Husserl, fondateur de la phénoménologie, va lui aussi fonder sa théorie de la vérité sur l’intuition, mais ce, d’une manière toute différente de celle de Bergson. Pour lui, l’intuition n’est en aucun cas une fusion avec l’objet, elle ne s’identifie pas à celui-ci. L’intuition phénoménologique relève du caractère intentionnel de toute pensée ; il n’existe pas de pensée qui ne tende pas vers quelque chose d’autre qu’elle ; la conscience est toujours conscience de… quelque chose. Certes, comme chez Kant, ce qui s’offre à l’intuition, ce n’est qu’un phénomène. Mais ce phénomène, pour Husserl, n’est pas une simple apparence masquant la chose en soi à jamais inaccessible. Dans l’intuition phénoménologique, c’est l’objet lui-même qui est donné (Husserl s’oppose par conséquent aux théories de la représentation : l’objet de ma pensée, ce n’est jamais l’idée d’une chose mais cette chose même).
* g) La vérité et l’existence – est vrai ce qui ‘existe’
* – Heidegger, De l’essence de la vérité : « L’obnubilation est donc, lorsqu’on la pense à partir de la vérité comme dévoilement, le caractère de n’être pas dévoilé et, ainsi, la non-vérité originelle, propre à l’essence de la vérité. L’obnubilation de l’étant en totalité ne s’affirme pas comme une conséquence subsidiaire de la connaissance toujours parcellaire de l’étant. L’obnubilation de l’étant en totalité, la non-vérité originelle, est plus ancienne que toute révélation de tel ou tel étant »

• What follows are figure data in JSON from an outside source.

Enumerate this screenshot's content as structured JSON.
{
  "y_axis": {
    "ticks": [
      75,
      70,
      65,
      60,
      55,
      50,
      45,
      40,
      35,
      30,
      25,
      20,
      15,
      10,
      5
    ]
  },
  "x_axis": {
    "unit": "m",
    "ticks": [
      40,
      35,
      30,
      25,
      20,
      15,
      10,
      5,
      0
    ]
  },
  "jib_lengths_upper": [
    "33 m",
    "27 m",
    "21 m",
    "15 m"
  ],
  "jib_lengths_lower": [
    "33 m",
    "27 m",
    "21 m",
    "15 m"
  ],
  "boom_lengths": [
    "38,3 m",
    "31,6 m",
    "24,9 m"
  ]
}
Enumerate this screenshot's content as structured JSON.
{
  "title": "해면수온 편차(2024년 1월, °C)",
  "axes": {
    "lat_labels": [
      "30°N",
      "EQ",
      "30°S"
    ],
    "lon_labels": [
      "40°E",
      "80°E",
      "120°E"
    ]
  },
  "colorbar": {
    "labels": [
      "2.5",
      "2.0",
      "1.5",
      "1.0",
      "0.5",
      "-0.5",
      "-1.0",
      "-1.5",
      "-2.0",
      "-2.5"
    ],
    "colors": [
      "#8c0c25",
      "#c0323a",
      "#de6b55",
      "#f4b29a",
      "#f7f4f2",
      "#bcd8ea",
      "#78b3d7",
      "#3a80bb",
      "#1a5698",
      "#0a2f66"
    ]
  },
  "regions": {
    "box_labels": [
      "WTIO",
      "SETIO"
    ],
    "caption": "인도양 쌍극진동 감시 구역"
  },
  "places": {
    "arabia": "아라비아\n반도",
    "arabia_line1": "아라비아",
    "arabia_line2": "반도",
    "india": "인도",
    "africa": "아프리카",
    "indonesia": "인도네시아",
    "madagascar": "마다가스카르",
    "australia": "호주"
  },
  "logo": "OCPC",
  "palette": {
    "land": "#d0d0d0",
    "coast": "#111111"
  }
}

Heidegger quant à lui pense la relation que l’homme entretient avec la vérité plutôt que l’essence de la vérité en elle-même ; ou mieux encore, il pense que cette essence est inséparable de son rapport au Dasein (l’homme en ses structures existentielles), ce qui ne signifie en aucun cas pour lui que la vérité ne soit qu’un reflet de la subjectivité humaine. Heidegger revient au mot grec désignant la vérité, à savoir aletheia, mot qui signifie littéralement « le fait de ne pas cacher » et que l’on peut encore traduire par dévoilement. C’est en quelque sorte l’Être (la vérité étant toujours vérité de l’Être) qui se dévoile de lui-même à l’homme ; l’homme n’est donc jamais le « créateur » de l’Être et de sa vérité mais plutôt celui qui est en mesure de recueillir cette vérité, d’être « le berger de l’Être ». Enfin, il faut bien comprendre que le dévoilement n’est jamais total, définitif ; le dévoilement ne va pas sans un voilement. L’être se révèle toujours en même temps qu’il se soustrait.